Joakim Noah is a perfect example or the wear and tear that NBA players’ bodies endure throughout the rigorous season. Already having struggled with plantar fasciitis (a chronic condition in the foot usually caused by overexertion) in 2010, Noah is seventh in the NBA in overall minutes at 38.3 per game. The most recent flare-up with Noah’s plantar fasciitis should be sufficient evidence that maybe it’s time to consider the importance of players’ health, even if it means losing a game or two.
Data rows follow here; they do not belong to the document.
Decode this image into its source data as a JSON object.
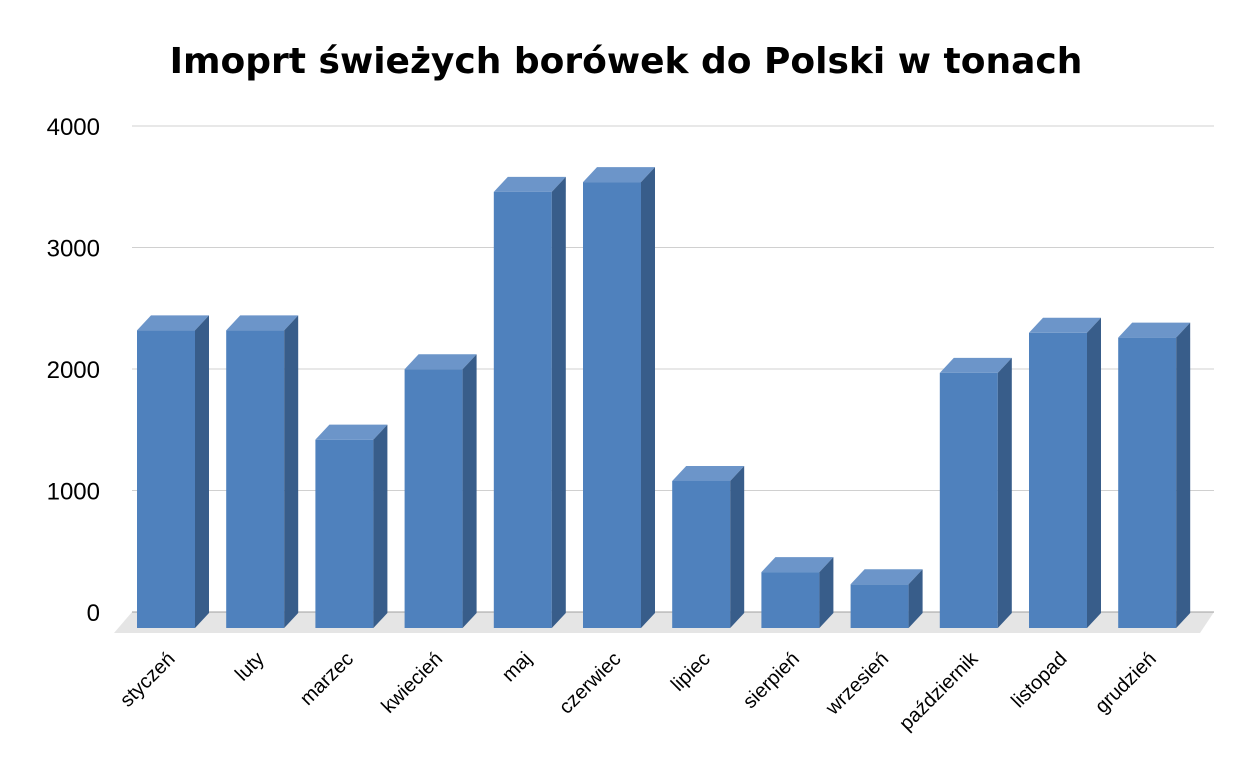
{
  "chart_data": {
    "type": "bar",
    "title": "Imoprt świeżych borówek do Polski w tonach",
    "xlabel": "",
    "ylabel": "",
    "categories": [
      "styczeń",
      "luty",
      "marzec",
      "kwiecień",
      "maj",
      "czerwiec",
      "lipiec",
      "sierpień",
      "wrzesień",
      "październik",
      "listopad",
      "grudzień"
    ],
    "values": [
      2450,
      2450,
      1550,
      2130,
      3590,
      3670,
      1210,
      460,
      360,
      2100,
      2430,
      2390
    ],
    "ylim": [
      0,
      4000
    ],
    "yticks": [
      "0",
      "1000",
      "2000",
      "3000",
      "4000"
    ],
    "grid": true,
    "legend": "none",
    "style": "3d-column"
  },
  "colors": {
    "bar_front": "#4f81bd",
    "bar_top": "#6c95c9",
    "bar_side": "#385d8a",
    "floor": "#e5e5e5",
    "grid": "#d0d0d0"
  }
}
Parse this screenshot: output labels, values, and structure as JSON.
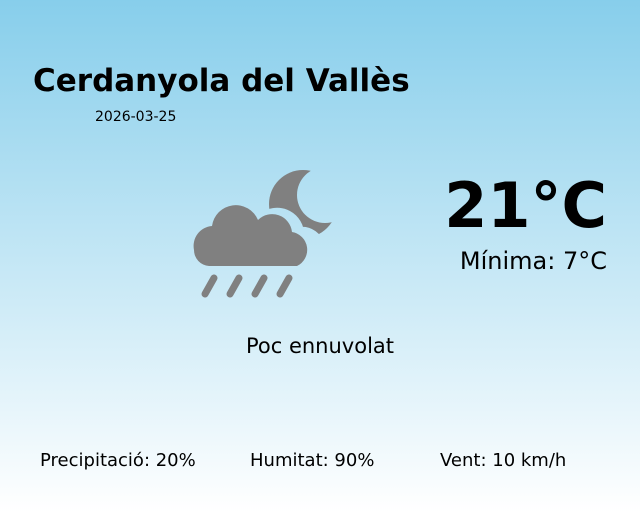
{
  "city": "Cerdanyola del Vallès",
  "date": "2026-03-25",
  "temperature": "21°C",
  "minimum": "Mínima: 7°C",
  "condition": "Poc ennuvolat",
  "condition_icon": "cloud-rain-moon-icon",
  "icon_color": "#808080",
  "stats": {
    "precipitation": "Precipitació: 20%",
    "humidity": "Humitat: 90%",
    "wind": "Vent: 10 km/h"
  }
}
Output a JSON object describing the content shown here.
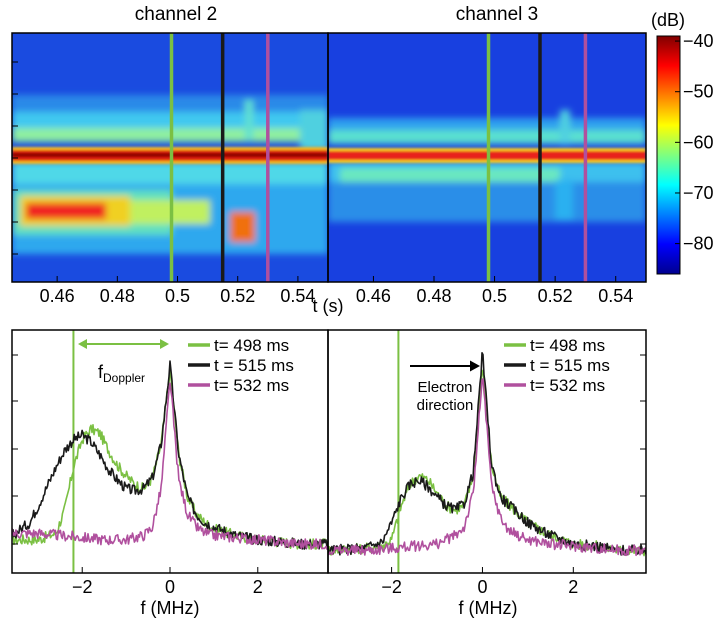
{
  "chart_data": [
    {
      "type": "heatmap",
      "title": "channel 2",
      "xlabel": "t (s)",
      "xlim": [
        0.445,
        0.55
      ],
      "xticks": [
        0.46,
        0.48,
        0.5,
        0.52,
        0.54
      ],
      "xtick_labels": [
        "0.46",
        "0.48",
        "0.5",
        "0.52",
        "0.54"
      ],
      "markers": [
        {
          "t": 0.498,
          "color": "#7bc043"
        },
        {
          "t": 0.515,
          "color": "#1a1a1a"
        },
        {
          "t": 0.53,
          "color": "#b0509e"
        }
      ]
    },
    {
      "type": "heatmap",
      "title": "channel 3",
      "xlabel": "",
      "xlim": [
        0.445,
        0.55
      ],
      "xticks": [
        0.46,
        0.48,
        0.5,
        0.52,
        0.54
      ],
      "xtick_labels": [
        "0.46",
        "0.48",
        "0.5",
        "0.52",
        "0.54"
      ],
      "markers": [
        {
          "t": 0.498,
          "color": "#7bc043"
        },
        {
          "t": 0.515,
          "color": "#1a1a1a"
        },
        {
          "t": 0.53,
          "color": "#b0509e"
        }
      ]
    },
    {
      "type": "line",
      "xlabel": "f (MHz)",
      "xlim": [
        -3.6,
        3.6
      ],
      "xticks": [
        -2,
        0,
        2
      ],
      "xtick_labels": [
        "−2",
        "0",
        "2"
      ],
      "vline": -2.2,
      "annotation": {
        "main": "f",
        "sub": "Doppler"
      },
      "series": [
        {
          "name": "t= 498 ms",
          "color": "#7bc043",
          "points": [
            [
              -3.6,
              0.1
            ],
            [
              -3,
              0.1
            ],
            [
              -2.6,
              0.13
            ],
            [
              -2.4,
              0.24
            ],
            [
              -2.2,
              0.44
            ],
            [
              -2,
              0.57
            ],
            [
              -1.8,
              0.62
            ],
            [
              -1.6,
              0.6
            ],
            [
              -1.4,
              0.52
            ],
            [
              -1.2,
              0.45
            ],
            [
              -1,
              0.4
            ],
            [
              -0.8,
              0.36
            ],
            [
              -0.6,
              0.34
            ],
            [
              -0.4,
              0.39
            ],
            [
              -0.2,
              0.55
            ],
            [
              0,
              0.9
            ],
            [
              0.2,
              0.5
            ],
            [
              0.4,
              0.3
            ],
            [
              0.6,
              0.22
            ],
            [
              0.8,
              0.18
            ],
            [
              1,
              0.15
            ],
            [
              1.5,
              0.12
            ],
            [
              2,
              0.1
            ],
            [
              2.5,
              0.09
            ],
            [
              3,
              0.08
            ],
            [
              3.6,
              0.08
            ]
          ]
        },
        {
          "name": "t = 515 ms",
          "color": "#1a1a1a",
          "points": [
            [
              -3.6,
              0.12
            ],
            [
              -3.2,
              0.18
            ],
            [
              -3,
              0.26
            ],
            [
              -2.8,
              0.35
            ],
            [
              -2.6,
              0.44
            ],
            [
              -2.4,
              0.52
            ],
            [
              -2.2,
              0.57
            ],
            [
              -2,
              0.59
            ],
            [
              -1.8,
              0.56
            ],
            [
              -1.6,
              0.5
            ],
            [
              -1.4,
              0.43
            ],
            [
              -1.2,
              0.38
            ],
            [
              -1,
              0.34
            ],
            [
              -0.8,
              0.33
            ],
            [
              -0.6,
              0.34
            ],
            [
              -0.4,
              0.39
            ],
            [
              -0.2,
              0.55
            ],
            [
              0,
              0.92
            ],
            [
              0.2,
              0.5
            ],
            [
              0.4,
              0.3
            ],
            [
              0.6,
              0.22
            ],
            [
              0.8,
              0.18
            ],
            [
              1,
              0.16
            ],
            [
              1.5,
              0.12
            ],
            [
              2,
              0.1
            ],
            [
              2.5,
              0.09
            ],
            [
              3,
              0.08
            ],
            [
              3.6,
              0.08
            ]
          ]
        },
        {
          "name": "t= 532 ms",
          "color": "#b0509e",
          "points": [
            [
              -3.6,
              0.13
            ],
            [
              -3,
              0.13
            ],
            [
              -2.5,
              0.12
            ],
            [
              -2,
              0.11
            ],
            [
              -1.5,
              0.1
            ],
            [
              -1,
              0.1
            ],
            [
              -0.6,
              0.12
            ],
            [
              -0.4,
              0.16
            ],
            [
              -0.2,
              0.34
            ],
            [
              0,
              0.85
            ],
            [
              0.2,
              0.38
            ],
            [
              0.4,
              0.22
            ],
            [
              0.6,
              0.16
            ],
            [
              0.8,
              0.13
            ],
            [
              1,
              0.12
            ],
            [
              1.5,
              0.11
            ],
            [
              2,
              0.1
            ],
            [
              2.5,
              0.09
            ],
            [
              3,
              0.08
            ],
            [
              3.6,
              0.08
            ]
          ]
        }
      ]
    },
    {
      "type": "line",
      "xlabel": "f (MHz)",
      "xlim": [
        -3.4,
        3.6
      ],
      "xticks": [
        -2,
        0,
        2
      ],
      "xtick_labels": [
        "−2",
        "0",
        "2"
      ],
      "vline": -1.85,
      "annotation": {
        "text": "Electron direction"
      },
      "series": [
        {
          "name": "t= 498 ms",
          "color": "#7bc043",
          "points": [
            [
              -3.4,
              0.05
            ],
            [
              -2.6,
              0.06
            ],
            [
              -2.2,
              0.07
            ],
            [
              -2,
              0.1
            ],
            [
              -1.8,
              0.25
            ],
            [
              -1.6,
              0.36
            ],
            [
              -1.4,
              0.4
            ],
            [
              -1.2,
              0.38
            ],
            [
              -1,
              0.32
            ],
            [
              -0.8,
              0.26
            ],
            [
              -0.6,
              0.24
            ],
            [
              -0.4,
              0.26
            ],
            [
              -0.2,
              0.4
            ],
            [
              0,
              0.92
            ],
            [
              0.2,
              0.45
            ],
            [
              0.4,
              0.3
            ],
            [
              0.6,
              0.26
            ],
            [
              0.8,
              0.22
            ],
            [
              1,
              0.18
            ],
            [
              1.4,
              0.13
            ],
            [
              2,
              0.08
            ],
            [
              2.5,
              0.07
            ],
            [
              3,
              0.05
            ],
            [
              3.6,
              0.05
            ]
          ]
        },
        {
          "name": "t = 515 ms",
          "color": "#1a1a1a",
          "points": [
            [
              -3.4,
              0.05
            ],
            [
              -2.6,
              0.06
            ],
            [
              -2.2,
              0.09
            ],
            [
              -2,
              0.18
            ],
            [
              -1.8,
              0.29
            ],
            [
              -1.6,
              0.36
            ],
            [
              -1.4,
              0.38
            ],
            [
              -1.2,
              0.35
            ],
            [
              -1,
              0.3
            ],
            [
              -0.8,
              0.26
            ],
            [
              -0.6,
              0.24
            ],
            [
              -0.4,
              0.27
            ],
            [
              -0.2,
              0.42
            ],
            [
              0,
              0.98
            ],
            [
              0.2,
              0.45
            ],
            [
              0.4,
              0.3
            ],
            [
              0.6,
              0.26
            ],
            [
              0.8,
              0.22
            ],
            [
              1,
              0.18
            ],
            [
              1.4,
              0.13
            ],
            [
              2,
              0.08
            ],
            [
              2.5,
              0.07
            ],
            [
              3,
              0.05
            ],
            [
              3.6,
              0.05
            ]
          ]
        },
        {
          "name": "t= 532 ms",
          "color": "#b0509e",
          "points": [
            [
              -3.4,
              0.05
            ],
            [
              -2.5,
              0.05
            ],
            [
              -2,
              0.06
            ],
            [
              -1.5,
              0.07
            ],
            [
              -1,
              0.08
            ],
            [
              -0.6,
              0.12
            ],
            [
              -0.4,
              0.16
            ],
            [
              -0.2,
              0.32
            ],
            [
              0,
              0.88
            ],
            [
              0.2,
              0.35
            ],
            [
              0.4,
              0.2
            ],
            [
              0.6,
              0.14
            ],
            [
              0.8,
              0.12
            ],
            [
              1,
              0.1
            ],
            [
              1.5,
              0.08
            ],
            [
              2,
              0.07
            ],
            [
              2.5,
              0.06
            ],
            [
              3,
              0.05
            ],
            [
              3.6,
              0.05
            ]
          ]
        }
      ]
    }
  ],
  "colorbar": {
    "unit": "(dB)",
    "ticks": [
      -40,
      -50,
      -60,
      -70,
      -80
    ],
    "tick_labels": [
      "−40",
      "−50",
      "−60",
      "−70",
      "−80"
    ],
    "range": [
      -86,
      -39
    ]
  }
}
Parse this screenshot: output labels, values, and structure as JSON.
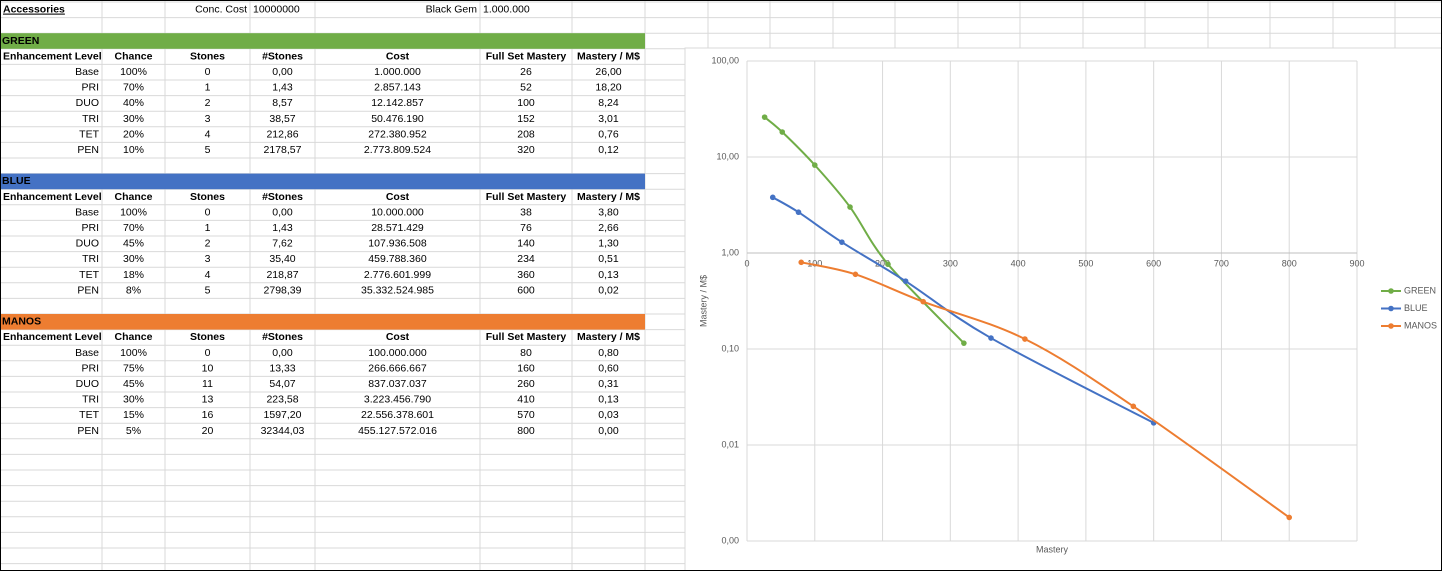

San Antonio Spurs coach Gregg Popovich has been revered as the best coach in the league for years now. He is known for resting key players throughout the regular season in order to ensure they are not completely run down come the playoffs. Earlier this year, Popovich sat Tim Duncan, Manu Ginobili and Tony Parker in a road game against the Miami Heat. The Spurs played almost all backup players, narrowly losing to the Heat 100-105. This isn’t the first time Popovich has done this and we can be certain it won’t be the last. Sorry, David Stern. Win or lose, Popovich recognizes getting to the playoffs is of the utmost importance–not having the best record at the end of the season.

Thibodeau is one of the top coaches in the league. He knows more about basketball than I could ever learn in a lifetime. But one thing Thobideau has to work on is managing players’ minutes throughout the regular season. Deng and Noah were all-star selections this year and the Bulls, with or without Rose, will need them to be as close to 100 percent as possible if they hope to do anything in the post season. As unlikely as a Bulls championship may be this year, there’s always next season. A healthy Rose and the Bulls could be right back in contention in the East. Take away an all-star center in Noah and/or Deng and the Bulls will find themselves in a similar situation.

If the 2010-11 season taught us anything, it’s that having the best regular season does nothing for you in the playoffs. It’s time for Thibodeau to consider the future of the franchise and the reality of players’ physical limitations.